Here is a summary of some of the key ideas regarding the workings of human nature and the nature of the divine based on the selected terms:

  • Human nature (anthropic) - Humans have an innate desire to understand the divine/transcendent and make sense of the world. We use symbols, myths, religious practices etc. to express our experience of the divine which always eludes full comprehension.

  • Divine nature (theistic) - The divine is described using terms like essence, substance, presence to denote something beyond human categories that can never be fully grasped intellectually. It is experienced through revelation, contemplation, symbols rather than rationally defined.

  • Reason and imagination both play a role - Humans use reason to philosophically explore the divine but also rely on imagination, intuition, mystic experience to have an awareness of what lies beyond rational thought.

  • Community and practice are important - Most religious traditions involve a community (ummah, polis) that shares understanding and practices like study, worship that cultivate experience and knowledge of the divine.

  • Revelation is ongoing- Divine truths are not fixed but depend on human exploration over time using philosophy, science, evolving understanding.

  • Transcendence of divine - The divine is described as transcending human categories of being, thought.

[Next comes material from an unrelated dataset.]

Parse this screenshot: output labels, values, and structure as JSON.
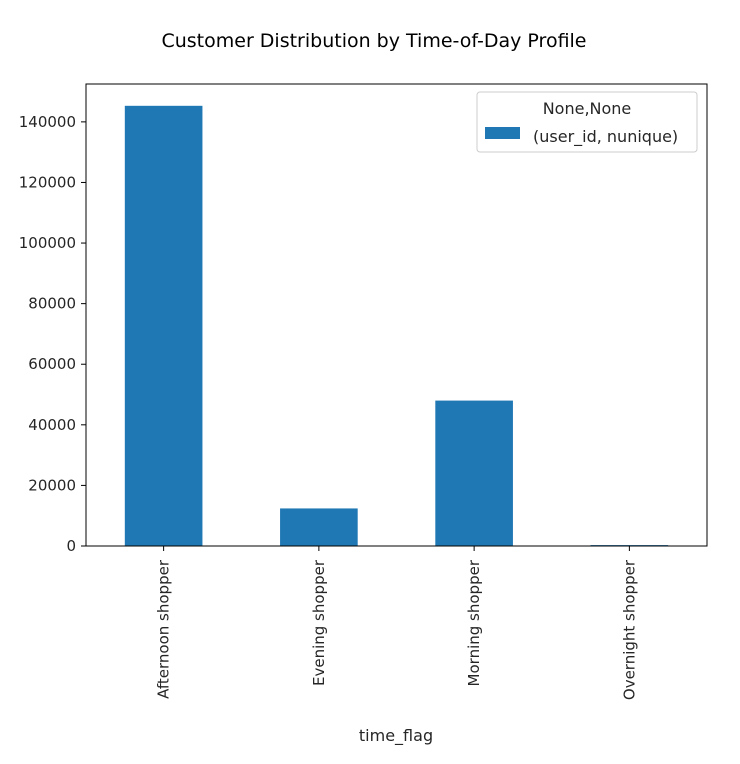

It is beyond but encountered in earthly realities like scriptures, icons, natural phenomena.

Here are brief summaries of some of the sources listed:

  • Montignac, France, 1952 - Describes cave art found in Montignac, France that dates back centuries.

  • Memoirs of the Life, Writings and Discoveries of Sir Isaac Newton (1885) - Biographical work about Isaac Newton’s life and scientific work.

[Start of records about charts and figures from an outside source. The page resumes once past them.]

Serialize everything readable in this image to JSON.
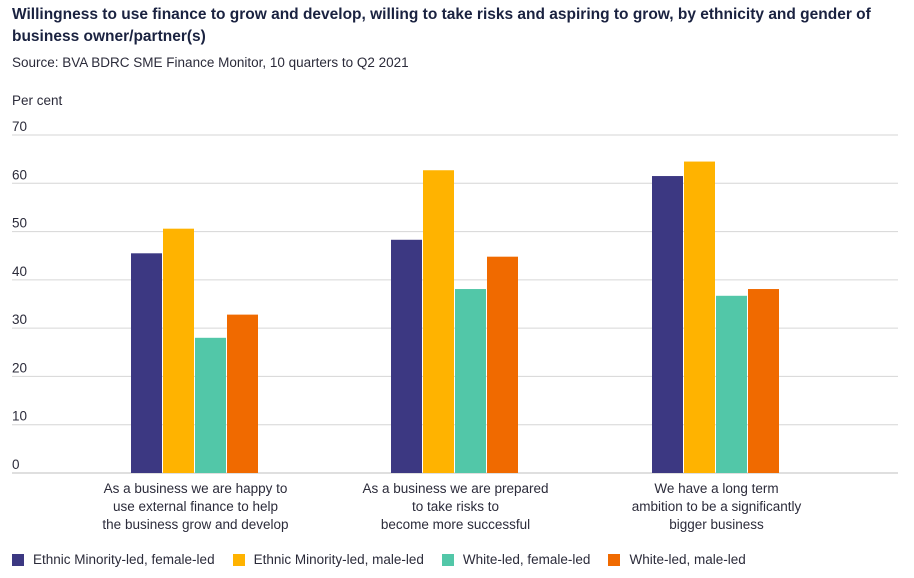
{
  "chart_data": {
    "type": "bar",
    "title": "Willingness to use finance to grow and develop, willing to take risks and aspiring to grow, by ethnicity and gender of business owner/partner(s)",
    "subtitle": "Source: BVA BDRC SME Finance Monitor, 10 quarters to Q2 2021",
    "ylabel": "Per cent",
    "ylim": [
      0,
      70
    ],
    "yticks": [
      "0",
      "10",
      "20",
      "30",
      "40",
      "50",
      "60",
      "70"
    ],
    "grid": true,
    "legend_position": "bottom",
    "categories": [
      [
        "As a business we are happy to",
        "use external finance to help",
        "the business grow and develop"
      ],
      [
        "As a business we are prepared",
        "to take risks to",
        "become more successful"
      ],
      [
        "We have a long term",
        "ambition to be a significantly",
        "bigger business"
      ]
    ],
    "series": [
      {
        "name": "Ethnic Minority-led, female-led",
        "color": "#3c3882",
        "values": [
          45.5,
          48.3,
          61.5
        ]
      },
      {
        "name": "Ethnic Minority-led, male-led",
        "color": "#ffb300",
        "values": [
          50.6,
          62.7,
          64.5
        ]
      },
      {
        "name": "White-led, female-led",
        "color": "#52c7a8",
        "values": [
          28.0,
          38.1,
          36.7
        ]
      },
      {
        "name": "White-led, male-led",
        "color": "#f06a00",
        "values": [
          32.8,
          44.8,
          38.1
        ]
      }
    ]
  }
}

  • The Death of Christian Britain (2001) - Examines the process of secularization in Britain from 1800-2000.

  • After the Death of God (2007) - Collection of writings by John Caputo and Gianni Vattimo on theology after the “death of God.”

  • The Origin of Species (1859) - Charles Darwin’s seminal work introducing the theory of evolution by natural selection.

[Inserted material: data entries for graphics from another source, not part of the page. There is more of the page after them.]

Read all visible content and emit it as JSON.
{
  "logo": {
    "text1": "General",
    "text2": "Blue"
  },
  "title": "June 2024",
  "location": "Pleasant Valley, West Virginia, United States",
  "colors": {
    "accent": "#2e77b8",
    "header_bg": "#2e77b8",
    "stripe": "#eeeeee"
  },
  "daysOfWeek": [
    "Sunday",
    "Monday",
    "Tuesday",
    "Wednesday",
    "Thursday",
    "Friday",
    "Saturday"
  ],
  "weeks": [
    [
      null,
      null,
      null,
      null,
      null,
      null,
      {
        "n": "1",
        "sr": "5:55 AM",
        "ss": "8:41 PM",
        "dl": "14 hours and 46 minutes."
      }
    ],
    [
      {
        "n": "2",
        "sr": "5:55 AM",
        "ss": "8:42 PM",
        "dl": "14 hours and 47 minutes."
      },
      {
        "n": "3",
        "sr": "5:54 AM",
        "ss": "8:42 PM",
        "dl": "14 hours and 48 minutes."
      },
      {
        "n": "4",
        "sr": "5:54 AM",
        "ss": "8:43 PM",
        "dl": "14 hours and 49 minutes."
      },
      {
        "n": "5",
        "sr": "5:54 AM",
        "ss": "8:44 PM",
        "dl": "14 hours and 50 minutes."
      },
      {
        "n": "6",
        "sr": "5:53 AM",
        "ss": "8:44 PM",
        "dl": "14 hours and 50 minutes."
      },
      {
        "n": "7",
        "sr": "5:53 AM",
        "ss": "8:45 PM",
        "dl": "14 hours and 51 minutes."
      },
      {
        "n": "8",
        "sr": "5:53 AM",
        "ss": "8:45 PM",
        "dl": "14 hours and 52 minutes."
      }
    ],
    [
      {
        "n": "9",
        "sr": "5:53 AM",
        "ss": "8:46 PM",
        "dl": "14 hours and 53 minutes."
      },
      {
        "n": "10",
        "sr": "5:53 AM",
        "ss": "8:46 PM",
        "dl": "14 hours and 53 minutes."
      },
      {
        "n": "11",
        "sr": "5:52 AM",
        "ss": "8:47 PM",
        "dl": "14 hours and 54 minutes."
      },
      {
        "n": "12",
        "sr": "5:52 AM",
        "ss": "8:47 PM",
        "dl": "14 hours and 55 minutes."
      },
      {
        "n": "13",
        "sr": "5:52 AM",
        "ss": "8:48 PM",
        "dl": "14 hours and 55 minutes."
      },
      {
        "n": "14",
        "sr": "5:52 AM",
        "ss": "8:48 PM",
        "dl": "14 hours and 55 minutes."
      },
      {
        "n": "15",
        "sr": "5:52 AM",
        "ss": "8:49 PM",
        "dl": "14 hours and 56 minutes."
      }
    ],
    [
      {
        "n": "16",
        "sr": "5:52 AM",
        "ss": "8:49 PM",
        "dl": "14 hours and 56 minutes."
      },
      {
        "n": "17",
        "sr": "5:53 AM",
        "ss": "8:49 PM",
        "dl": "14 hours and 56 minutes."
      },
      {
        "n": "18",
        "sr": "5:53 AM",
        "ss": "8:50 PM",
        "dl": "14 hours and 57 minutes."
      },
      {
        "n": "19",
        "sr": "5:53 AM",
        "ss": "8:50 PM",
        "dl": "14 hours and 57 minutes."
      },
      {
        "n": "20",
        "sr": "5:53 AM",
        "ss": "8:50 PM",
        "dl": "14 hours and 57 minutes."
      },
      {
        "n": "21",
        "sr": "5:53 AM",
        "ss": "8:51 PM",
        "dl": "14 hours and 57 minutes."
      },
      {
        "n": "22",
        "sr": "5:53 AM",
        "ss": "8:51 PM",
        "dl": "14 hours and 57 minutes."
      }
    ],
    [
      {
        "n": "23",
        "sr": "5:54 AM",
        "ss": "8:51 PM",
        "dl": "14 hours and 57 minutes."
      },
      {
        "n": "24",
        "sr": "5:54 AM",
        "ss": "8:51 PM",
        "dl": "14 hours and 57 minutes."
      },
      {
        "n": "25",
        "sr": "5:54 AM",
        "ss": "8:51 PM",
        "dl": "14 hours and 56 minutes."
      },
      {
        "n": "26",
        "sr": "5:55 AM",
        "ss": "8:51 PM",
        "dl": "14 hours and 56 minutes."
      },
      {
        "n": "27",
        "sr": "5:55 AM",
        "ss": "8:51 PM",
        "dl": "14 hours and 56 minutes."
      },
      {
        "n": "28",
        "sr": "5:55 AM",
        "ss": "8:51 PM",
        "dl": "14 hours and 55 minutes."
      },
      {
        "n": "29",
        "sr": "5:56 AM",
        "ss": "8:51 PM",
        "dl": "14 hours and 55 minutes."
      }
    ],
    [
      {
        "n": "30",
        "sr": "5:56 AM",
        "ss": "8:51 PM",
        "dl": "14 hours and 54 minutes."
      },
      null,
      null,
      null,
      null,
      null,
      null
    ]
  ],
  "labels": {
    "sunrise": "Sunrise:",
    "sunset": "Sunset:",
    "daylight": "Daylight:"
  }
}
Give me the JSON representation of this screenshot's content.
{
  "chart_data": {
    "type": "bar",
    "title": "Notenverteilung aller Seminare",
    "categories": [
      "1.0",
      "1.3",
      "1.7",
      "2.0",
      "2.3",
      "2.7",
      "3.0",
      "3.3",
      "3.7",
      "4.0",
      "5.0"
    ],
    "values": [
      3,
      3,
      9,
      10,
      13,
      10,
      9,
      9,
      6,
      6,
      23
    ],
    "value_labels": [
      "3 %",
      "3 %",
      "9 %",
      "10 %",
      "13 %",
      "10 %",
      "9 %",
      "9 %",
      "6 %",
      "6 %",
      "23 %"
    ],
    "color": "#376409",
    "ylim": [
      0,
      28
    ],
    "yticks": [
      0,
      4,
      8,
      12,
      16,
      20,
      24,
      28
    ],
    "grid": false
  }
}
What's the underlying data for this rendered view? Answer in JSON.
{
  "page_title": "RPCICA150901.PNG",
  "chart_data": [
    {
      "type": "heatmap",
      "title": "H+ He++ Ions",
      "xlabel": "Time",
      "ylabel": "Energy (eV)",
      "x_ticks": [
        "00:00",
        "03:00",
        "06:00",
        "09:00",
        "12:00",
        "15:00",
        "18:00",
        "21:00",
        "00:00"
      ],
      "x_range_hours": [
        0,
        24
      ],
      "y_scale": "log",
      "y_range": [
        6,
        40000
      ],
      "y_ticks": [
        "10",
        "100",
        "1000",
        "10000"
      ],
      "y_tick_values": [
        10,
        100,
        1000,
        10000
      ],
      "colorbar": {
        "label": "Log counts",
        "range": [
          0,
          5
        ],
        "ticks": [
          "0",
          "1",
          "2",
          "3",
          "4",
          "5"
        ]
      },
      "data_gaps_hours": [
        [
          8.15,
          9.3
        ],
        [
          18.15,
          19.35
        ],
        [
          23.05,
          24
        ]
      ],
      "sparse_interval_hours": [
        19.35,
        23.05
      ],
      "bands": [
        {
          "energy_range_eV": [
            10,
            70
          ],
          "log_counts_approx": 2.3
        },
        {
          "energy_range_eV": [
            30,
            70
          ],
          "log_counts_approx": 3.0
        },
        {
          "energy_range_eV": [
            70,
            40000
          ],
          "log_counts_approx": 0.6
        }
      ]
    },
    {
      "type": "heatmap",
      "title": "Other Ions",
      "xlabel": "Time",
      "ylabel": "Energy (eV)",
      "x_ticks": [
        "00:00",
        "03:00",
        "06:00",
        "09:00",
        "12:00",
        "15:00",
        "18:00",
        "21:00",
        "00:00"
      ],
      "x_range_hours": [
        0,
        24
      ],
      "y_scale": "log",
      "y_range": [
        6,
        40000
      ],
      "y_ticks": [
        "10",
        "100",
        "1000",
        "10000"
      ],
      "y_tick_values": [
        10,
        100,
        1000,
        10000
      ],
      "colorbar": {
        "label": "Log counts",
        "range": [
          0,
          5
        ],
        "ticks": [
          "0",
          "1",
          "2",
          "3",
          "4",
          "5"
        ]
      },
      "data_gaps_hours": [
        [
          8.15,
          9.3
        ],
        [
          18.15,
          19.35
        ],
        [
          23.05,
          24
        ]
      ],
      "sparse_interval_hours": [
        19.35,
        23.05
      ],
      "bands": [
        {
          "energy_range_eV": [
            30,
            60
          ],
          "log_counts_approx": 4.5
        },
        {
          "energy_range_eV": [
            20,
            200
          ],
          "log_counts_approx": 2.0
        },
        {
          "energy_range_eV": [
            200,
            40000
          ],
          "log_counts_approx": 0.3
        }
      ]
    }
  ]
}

  • The God Delusion (2006) - Bestselling book by Richard Dawkins arguing against the reasonable of belief in God.

  • Key Philosophical Writings (1997) - Collection of writings by René Descartes, a foundational figure in modern philosophy.

  • Patterns in Comparative Religion (1958) - Mircea Eliade examines recurrent mythological and religious themes across societies.

Here is a summary of key details from the provided citations:

  • New Introductory Lectures on Psychoanalysis by Sigmund Freud was newly translated and edited by James Strachey and published in New York in 1965.

  • Moses and Monotheism by Sigmund Freud was published in London in 1990.

  • The Future of an Illusion by Sigmund Freud was translated and edited by James Strachey and published in New York in 1961.

  • Totem and Taboo by Sigmund Freud was published in London in 1990.

  • Who Wrote the Bible? by Richard Eliot Friedman was published in New York in 1987.

  • Kuhn vs Popper: The Struggle for the Soul of Science by Steve Fuller was published in London in 2003.

  • The key details provided are publication locations (New York, London), years of publication (1961, 1965, 1987, 1990, 2003), and translators or editors (James Strachey). The citations focus on works by Sigmund Freud and secondary sources discussing theories of science.